The literature which bases its creations on this interpretation of human nature is now only in its first groping beginnings; the authors whose nerves are as a sensitive, stringed instrument are scarce indeed—there are but one or two.

Keller, who is the most modern writer of the old school, always describes woman as normally healthy, whereas the modern French authors describe her as being always ill; it was they who introduced the great army of détraquées, in the same way as the modern Scandinavians continually describe the emancipated woman in her various phases. But, after all, these are only features on the surface of time, opinions without foundation, rays without focus, they are old ways and old methods in new and cheap clothing. Our object is to pursue the outward phenomena to their physiological roots, and to unravel the intricate skeins which have woven themselves out of the physical qualifications of woman in her conflict with the laws and influences of the surrounding world. For woman, as regards her outward surroundings, is the most dependent creature upon earth, while as regards her natural disposition, she is the most self-willed. A true poet ought to understand this without being told. And as it happens the poets have all written a verse upon it and have altered the text to make it suit; this they have done out of a manly love of theorising—with or without experience of life. But the modern French writers, like the modern Scandinavians, looked chiefly into their own little corner of the world and studied the little extract of life against which it was their luck to run their noses. It was an author’s experience, and nothing more!

Old Gottfried Keller saw considerably further, but then he was not a writer with a purpose.

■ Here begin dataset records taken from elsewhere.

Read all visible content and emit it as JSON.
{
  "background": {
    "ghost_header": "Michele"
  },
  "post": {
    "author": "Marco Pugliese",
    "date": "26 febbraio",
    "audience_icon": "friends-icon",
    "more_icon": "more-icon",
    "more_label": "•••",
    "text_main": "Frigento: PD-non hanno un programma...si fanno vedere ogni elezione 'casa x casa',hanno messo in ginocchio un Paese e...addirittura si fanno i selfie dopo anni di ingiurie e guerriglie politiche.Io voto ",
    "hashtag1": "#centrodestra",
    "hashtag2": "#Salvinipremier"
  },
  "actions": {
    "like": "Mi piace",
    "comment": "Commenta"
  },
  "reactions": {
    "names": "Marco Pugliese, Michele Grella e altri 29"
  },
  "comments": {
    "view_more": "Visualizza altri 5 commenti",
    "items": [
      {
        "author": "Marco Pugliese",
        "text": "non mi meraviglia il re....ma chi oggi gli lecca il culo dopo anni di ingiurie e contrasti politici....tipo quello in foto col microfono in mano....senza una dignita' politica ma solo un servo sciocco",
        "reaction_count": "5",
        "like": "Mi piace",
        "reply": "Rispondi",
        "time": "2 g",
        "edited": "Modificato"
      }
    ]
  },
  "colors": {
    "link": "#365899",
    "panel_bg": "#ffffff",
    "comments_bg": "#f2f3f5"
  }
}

It was not that he had absorbed himself too deeply in the physiological question, but rather that it shone through everything he wrote. It went with him according to the Biblical saying of the many who run in vain, while the children of Heaven are given it in their sleep. He never racked his brains about it, and with advancing years the gift naturally forsook him also, and when he thought over it in order to make a motive, as with the religious insanity of Ursula, or the hereditary madness of Leu, there was naturally not much scope left for individuality. Yet if he did but glance at a real live woman with thoughtful and contented eyes, all her physical and intellectual endowments seemed to shine through her. We have only to think of Judith and little Meret, both of whom we have already mentioned, but especially of the woman in the Seven Legends. The natural impulses, the instinct which makes a woman of her, the plus or minus of the sensitive faculty and of individual feeling, the marked nobility or peculiar perverseness, each resting on its own physiological foundation, are clearly discernible in every one of Keller’s women; let us recall, for instance, the gentle approach of old-maid-dom in the intellectual and cultivated Lux (An Epigram), the missionary zeal of the anæmic Afra Zigonia in the story of Herr Zwiehahn (Green Henry), Frau Litumlei’s indolent obsequiousness, and good Frau Amrain’s suppression of sexual feeling after her unhappy marriage, etc.